• Gibier de Potence, Roger Richebé, 1951

    Gibier de Potence, Roger Richebé, 1951

    Ce film démontre, même dans ses imperfections, que quoi que Borde et Chaumeton en aient dit, il existât très tôt une tendance pour le film noir en France. Celle-ci plongeait ses racines dans les films d’avant-guerre, Duvivier, Renoir, Carné, marqués par la fatalité autant que par le naturalisme. Mais avec le déferlement des films noirs américains, elle prendra une autre direction. Nous pouvons rapprocher ce film de La moucharde[1], les deux personnages principaux sont d’abord des orphelins, des sans-famille qui chercheront à se rattacher à tout ce qui semble leur donner un peu de sécurité. Mais leur instinct les emporte dans une volonté de se punir eux-mêmes et les faits commettre des actes qui les feront glisser sur la pente fatale.

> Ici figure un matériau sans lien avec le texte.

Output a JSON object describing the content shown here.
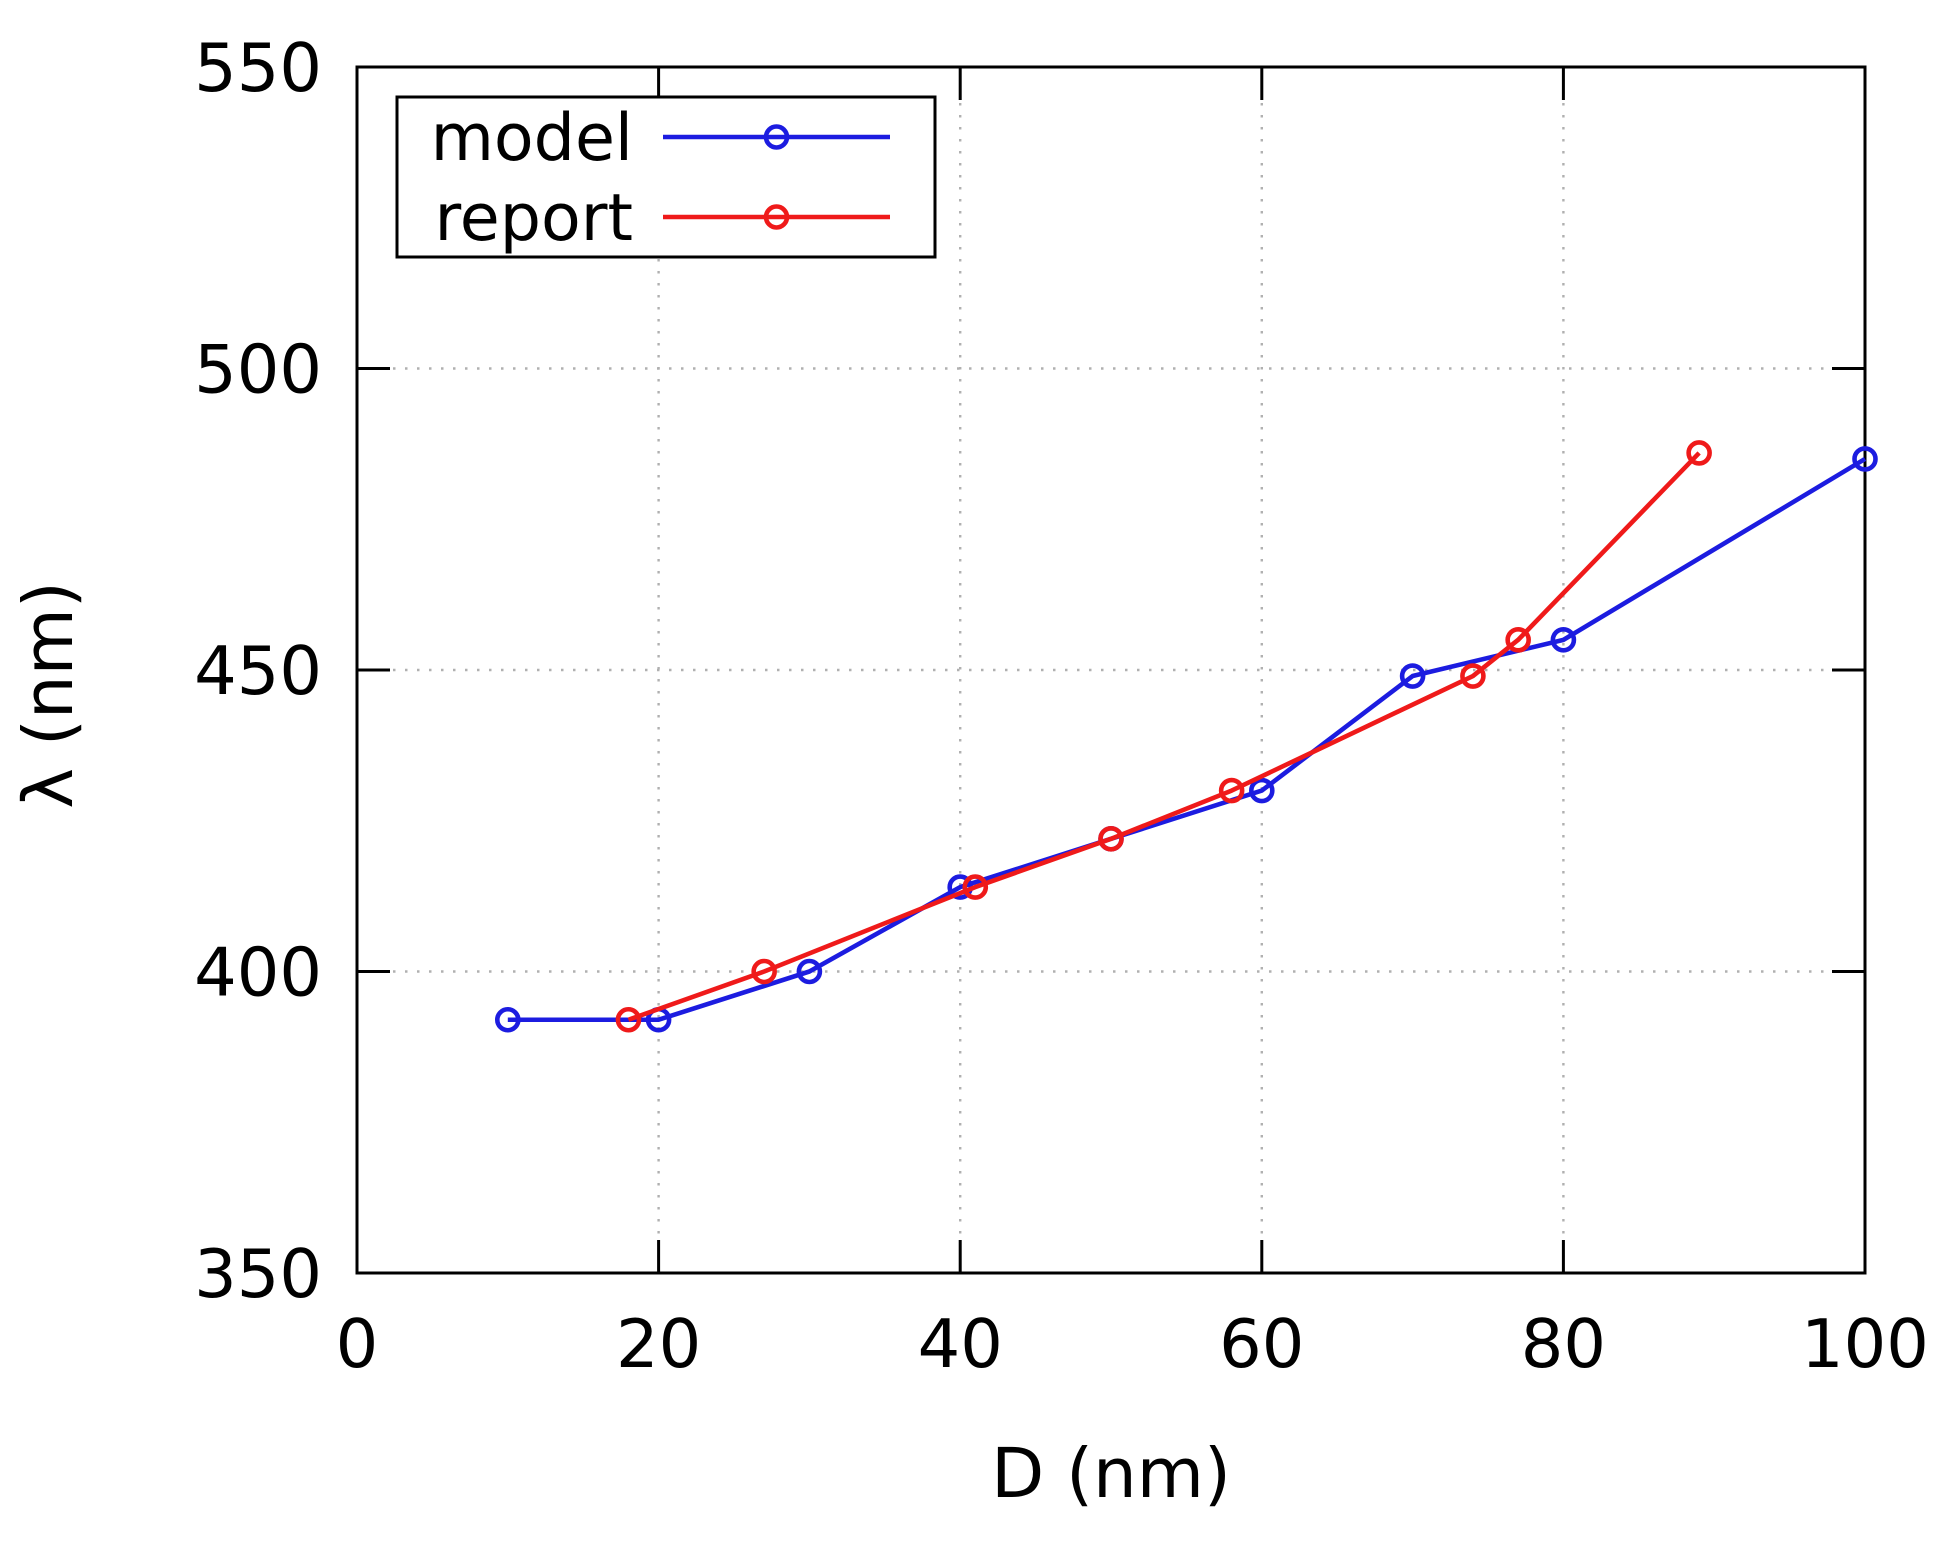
{
  "figure": {
    "background": "#ffffff",
    "grid_color": "#b0b0b0",
    "axis_color": "#000000"
  },
  "chart_data": {
    "type": "line",
    "title": "",
    "xlabel": "D (nm)",
    "ylabel": "λ (nm)",
    "xlim": [
      0,
      100
    ],
    "ylim": [
      350,
      550
    ],
    "xticks": [
      0,
      20,
      40,
      60,
      80,
      100
    ],
    "yticks": [
      350,
      400,
      450,
      500,
      550
    ],
    "grid": true,
    "legend_position": "top-left",
    "series": [
      {
        "name": "model",
        "color": "#1c1ce0",
        "marker": "open-circle",
        "points": [
          [
            10,
            392
          ],
          [
            20,
            392
          ],
          [
            30,
            400
          ],
          [
            40,
            414
          ],
          [
            50,
            422
          ],
          [
            60,
            430
          ],
          [
            70,
            449
          ],
          [
            80,
            455
          ],
          [
            100,
            485
          ]
        ]
      },
      {
        "name": "report",
        "color": "#ef1a1a",
        "marker": "open-circle",
        "points": [
          [
            18,
            392
          ],
          [
            27,
            400
          ],
          [
            41,
            414
          ],
          [
            50,
            422
          ],
          [
            58,
            430
          ],
          [
            74,
            449
          ],
          [
            77,
            455
          ],
          [
            89,
            486
          ]
        ]
      }
    ]
  }
}
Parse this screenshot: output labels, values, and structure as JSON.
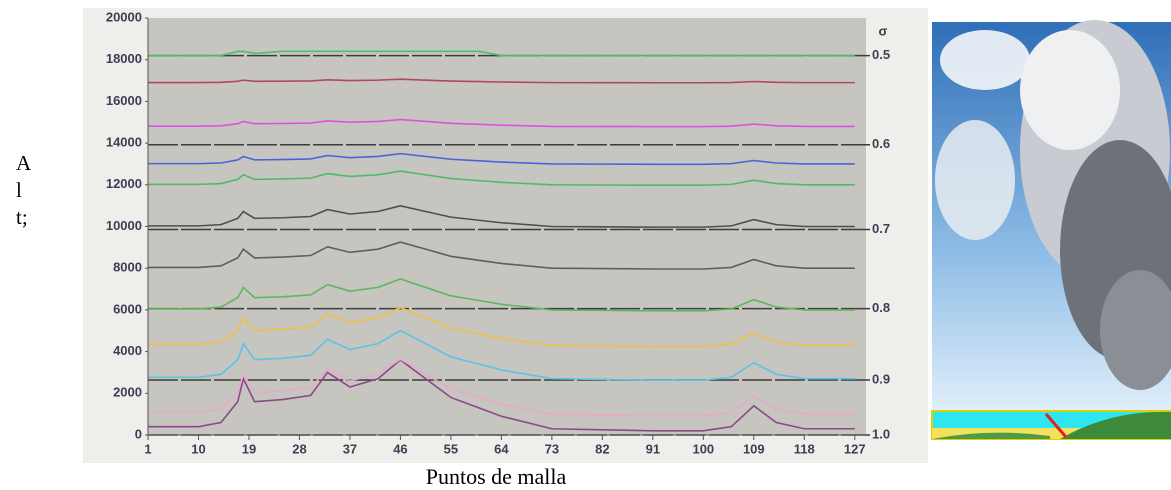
{
  "chart_data": {
    "type": "line",
    "ylabel": "Alt;",
    "xlabel": "Puntos de malla",
    "y2label": "σ",
    "x": [
      1,
      10,
      14,
      17,
      18,
      20,
      25,
      30,
      33,
      37,
      42,
      46,
      50,
      55,
      60,
      64,
      73,
      82,
      91,
      100,
      105,
      109,
      113,
      118,
      127
    ],
    "xlim": [
      1,
      129
    ],
    "xticks": [
      1,
      10,
      19,
      28,
      37,
      46,
      55,
      64,
      73,
      82,
      91,
      100,
      109,
      118,
      127
    ],
    "ylim": [
      0,
      20000
    ],
    "yticks": [
      0,
      2000,
      4000,
      6000,
      8000,
      10000,
      12000,
      14000,
      16000,
      18000,
      20000
    ],
    "y2lim": [
      1,
      0.459
    ],
    "y2ticks": [
      0.5,
      0.6,
      0.7,
      0.8,
      0.9,
      {
        "value": 1,
        "label": "1.0"
      }
    ],
    "series": [
      {
        "color": "#8a4a8a",
        "values": [
          400,
          400,
          600,
          1600,
          2700,
          1600,
          1700,
          1900,
          3000,
          2300,
          2700,
          3600,
          2800,
          1800,
          1300,
          900,
          300,
          250,
          200,
          200,
          400,
          1400,
          600,
          300,
          300
        ]
      },
      {
        "color": "#e9a9c9",
        "values": [
          1080,
          1080,
          1240,
          2040,
          2920,
          2040,
          2120,
          2280,
          3160,
          2600,
          2920,
          3640,
          3000,
          2200,
          1800,
          1480,
          1000,
          960,
          920,
          920,
          1080,
          1880,
          1240,
          1000,
          1000
        ]
      },
      {
        "color": "#59c4e6",
        "values": [
          2770,
          2770,
          2910,
          3610,
          4380,
          3610,
          3680,
          3820,
          4590,
          4100,
          4380,
          5010,
          4450,
          3750,
          3400,
          3120,
          2700,
          2665,
          2630,
          2630,
          2770,
          3470,
          2910,
          2700,
          2700
        ]
      },
      {
        "color": "#f0c040",
        "values": [
          4355,
          4355,
          4465,
          5015,
          5620,
          5015,
          5070,
          5180,
          5785,
          5400,
          5620,
          6115,
          5675,
          5125,
          4850,
          4630,
          4300,
          4272,
          4245,
          4245,
          4355,
          4905,
          4465,
          4300,
          4300
        ]
      },
      {
        "color": "#5cb85c",
        "values": [
          6045,
          6045,
          6135,
          6585,
          7080,
          6585,
          6630,
          6720,
          7215,
          6900,
          7080,
          7485,
          7125,
          6675,
          6450,
          6270,
          6000,
          5977,
          5955,
          5955,
          6045,
          6495,
          6135,
          6000,
          6000
        ]
      },
      {
        "color": "#5a5f66",
        "values": [
          8038,
          8038,
          8114,
          8494,
          8912,
          8494,
          8532,
          8608,
          9026,
          8760,
          8912,
          9254,
          8950,
          8570,
          8380,
          8228,
          8000,
          7981,
          7962,
          7962,
          8038,
          8418,
          8114,
          8000,
          8000
        ]
      },
      {
        "color": "#4b5055",
        "values": [
          10030,
          10030,
          10090,
          10390,
          10720,
          10390,
          10420,
          10480,
          10810,
          10600,
          10720,
          10990,
          10750,
          10450,
          10300,
          10180,
          10000,
          9985,
          9970,
          9970,
          10030,
          10330,
          10090,
          10000,
          10000
        ]
      },
      {
        "color": "#52b86a",
        "values": [
          12020,
          12020,
          12060,
          12260,
          12480,
          12260,
          12280,
          12320,
          12540,
          12400,
          12480,
          12660,
          12500,
          12300,
          12200,
          12120,
          12000,
          11990,
          11980,
          11980,
          12020,
          12220,
          12060,
          12000,
          12000
        ]
      },
      {
        "color": "#4a63d8",
        "values": [
          13015,
          13015,
          13045,
          13195,
          13360,
          13195,
          13210,
          13240,
          13405,
          13300,
          13360,
          13495,
          13375,
          13225,
          13150,
          13090,
          13000,
          12992,
          12985,
          12985,
          13015,
          13165,
          13045,
          13000,
          13000
        ]
      },
      {
        "color": "#e050e0",
        "values": [
          14810,
          14810,
          14830,
          14930,
          15040,
          14930,
          14940,
          14960,
          15070,
          15000,
          15040,
          15130,
          15050,
          14950,
          14900,
          14860,
          14800,
          14795,
          14790,
          14790,
          14810,
          14910,
          14830,
          14800,
          14800
        ]
      },
      {
        "color": "#b04a5a",
        "values": [
          16905,
          16905,
          16915,
          16965,
          17020,
          16965,
          16970,
          16980,
          17035,
          17000,
          17020,
          17065,
          17025,
          16975,
          16950,
          16930,
          16900,
          16897,
          16895,
          16895,
          16905,
          16955,
          16915,
          16900,
          16900
        ]
      },
      {
        "color": "#4cbf6a",
        "values": [
          18200,
          18200,
          18200,
          18400,
          18400,
          18300,
          18400,
          18400,
          18400,
          18400,
          18400,
          18400,
          18400,
          18400,
          18400,
          18200,
          18200,
          18200,
          18200,
          18200,
          18200,
          18200,
          18200,
          18200,
          18200
        ]
      }
    ]
  }
}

Richebé a une très mauvaise réputation, comme Guy Lefranc si je puis dire. Mais cette mauvaise réputation lui vient des critiques de la Nouvelle Vague, elle est donc très exagérée. Il est vrai que son éclectisme l’entraîne souvent vers des productions besogneuses. Ici il choisit d’adapter un roman naturaliste de Jean-Louis Curtis, prix Goncourt en 1947, ancien héros de la Seconde Guerre mondiale, d’abord dans l’aviation en 1940, puis ensuite lors de campagne de libération de la France en 1944 dans es corps francs. Ecrivain oublié aujourd’hui, il avait pourtant énormément de succès jusque dans les années soixante. En quelque sorte son œuvre participait du réarmement moral d’une France traumatisée. 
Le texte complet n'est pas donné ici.